When choosing how to receive your Medicare benefits, it’s important to consider your lifestyle. Medicare plans cover emergency or urgent care. However, if you spend substantial amounts of time away from home and have specialists that you need to see on a regular basis while out of town, you’ll want to make sure the plan you choose covers those costs.
Medicare isn’t premium free.
Part B of Original Medicare has a premium that varies depending on your income. In most cases, the premium amount is deducted directly from your Social Security check. In addition, this premium doesn’t cover prescription drugs. When signing up for Medicare benefits, look into exactly how much all your premiums will be and pick the right option for your budget.
Your employer plan may not be the best option if you’re working past 65.
If you’re not retiring at 65 it may seem simple to just keep your employer-based coverage. Compare your costs, coverage and flexibility of your employer plan vs. switching to a Medicare plan.

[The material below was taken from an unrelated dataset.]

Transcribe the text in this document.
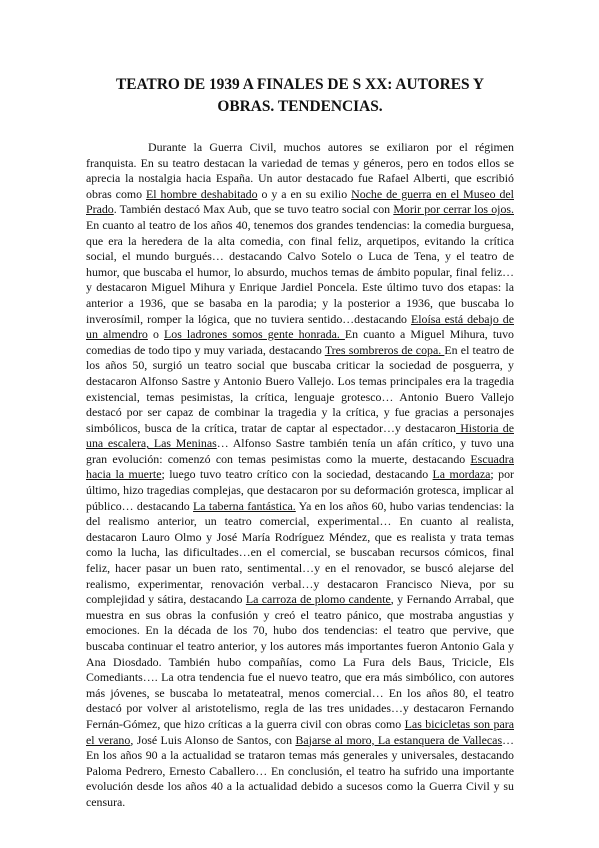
TEATRO DE 1939 A FINALES DE S XX: AUTORES Y OBRAS. TENDENCIAS.

Durante la Guerra Civil, muchos autores se exiliaron por el régimen franquista. En su teatro destacan la variedad de temas y géneros, pero en todos ellos se aprecia la nostalgia hacia España. Un autor destacado fue Rafael Alberti, que escribió obras como El hombre deshabitado o y a en su exilio Noche de guerra en el Museo del Prado. También destacó Max Aub, que se tuvo teatro social con Morir por cerrar los ojos. En cuanto al teatro de los años 40, tenemos dos grandes tendencias: la comedia burguesa, que era la heredera de la alta comedia, con final feliz, arquetipos, evitando la crítica social, el mundo burgués… destacando Calvo Sotelo o Luca de Tena, y el teatro de humor, que buscaba el humor, lo absurdo, muchos temas de ámbito popular, final feliz…y destacaron Miguel Mihura y Enrique Jardiel Poncela. Este último tuvo dos etapas: la anterior a 1936, que se basaba en la parodia; y la posterior a 1936, que buscaba lo inverosímil, romper la lógica, que no tuviera sentido…destacando Eloísa está debajo de un almendro o Los ladrones somos gente honrada. En cuanto a Miguel Mihura, tuvo comedias de todo tipo y muy variada, destacando Tres sombreros de copa. En el teatro de los años 50, surgió un teatro social que buscaba criticar la sociedad de posguerra, y destacaron Alfonso Sastre y Antonio Buero Vallejo. Los temas principales era la tragedia existencial, temas pesimistas, la crítica, lenguaje grotesco… Antonio Buero Vallejo destacó por ser capaz de combinar la tragedia y la crítica, y fue gracias a personajes simbólicos, busca de la crítica, tratar de captar al espectador…y destacaron Historia de una escalera, Las Meninas… Alfonso Sastre también tenía un afán crítico, y tuvo una gran evolución: comenzó con temas pesimistas como la muerte, destacando Escuadra hacia la muerte; luego tuvo teatro crítico con la sociedad, destacando La mordaza; por último, hizo tragedias complejas, que destacaron por su deformación grotesca, implicar al público… destacando La taberna fantástica. Ya en los años 60, hubo varias tendencias: la del realismo anterior, un teatro comercial, experimental… En cuanto al realista, destacaron Lauro Olmo y José María Rodríguez Méndez, que es realista y trata temas como la lucha, las dificultades…en el comercial, se buscaban recursos cómicos, final feliz, hacer pasar un buen rato, sentimental…y en el renovador, se buscó alejarse del realismo, experimentar, renovación verbal…y destacaron Francisco Nieva, por su complejidad y sátira, destacando La carroza de plomo candente, y Fernando Arrabal, que muestra en sus obras la confusión y creó el teatro pánico, que mostraba angustias y emociones. En la década de los 70, hubo dos tendencias: el teatro que pervive, que buscaba continuar el teatro anterior, y los autores más importantes fueron Antonio Gala y Ana Diosdado. También hubo compañías, como La Fura dels Baus, Tricicle, Els Comediants…. La otra tendencia fue el nuevo teatro, que era más simbólico, con autores más jóvenes, se buscaba lo metateatral, menos comercial… En los años 80, el teatro destacó por volver al aristotelismo, regla de las tres unidades…y destacaron Fernando Fernán-Gómez, que hizo críticas a la guerra civil con obras como Las bicicletas son para el verano, José Luis Alonso de Santos, con Bajarse al moro, La estanquera de Vallecas… En los años 90 a la actualidad se trataron temas más generales y universales, destacando Paloma Pedrero, Ernesto Caballero… En conclusión, el teatro ha sufrido una importante evolución desde los años 40 a la actualidad debido a sucesos como la Guerra Civil y su censura.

Sign up for Medicare on time.
When you turn 65 or otherwise become eligible for Medicare, enrollment windows open, but some of these windows close quickly. If you wait too long, you may have fewer choices or face penalties and higher premiums. The initial enrollment period is a seven-month window that begins three months before your 65th birthday month and ends three months after your birthday month. You can enroll in Parts A, B, C and/or D during that time.
Initial Enrollment Period (IEP)
Sign up for Medicare for the first time.
Long-term care isn’t covered.
While Medicare covers 80 percent of healthcare expenses, it generally doesn’t cover long-term care. Under certain conditions, Medicare will pay for a skilled nursing facility or home healthcare, but Medicare doesn’t cover services that help you with daily activities such as dressing and bathing. With Original Medicare alone, those costs must be paid out of pocket. If you have concerns about these potential costs, you might want to investigate purchasing a long-term care insurance policy.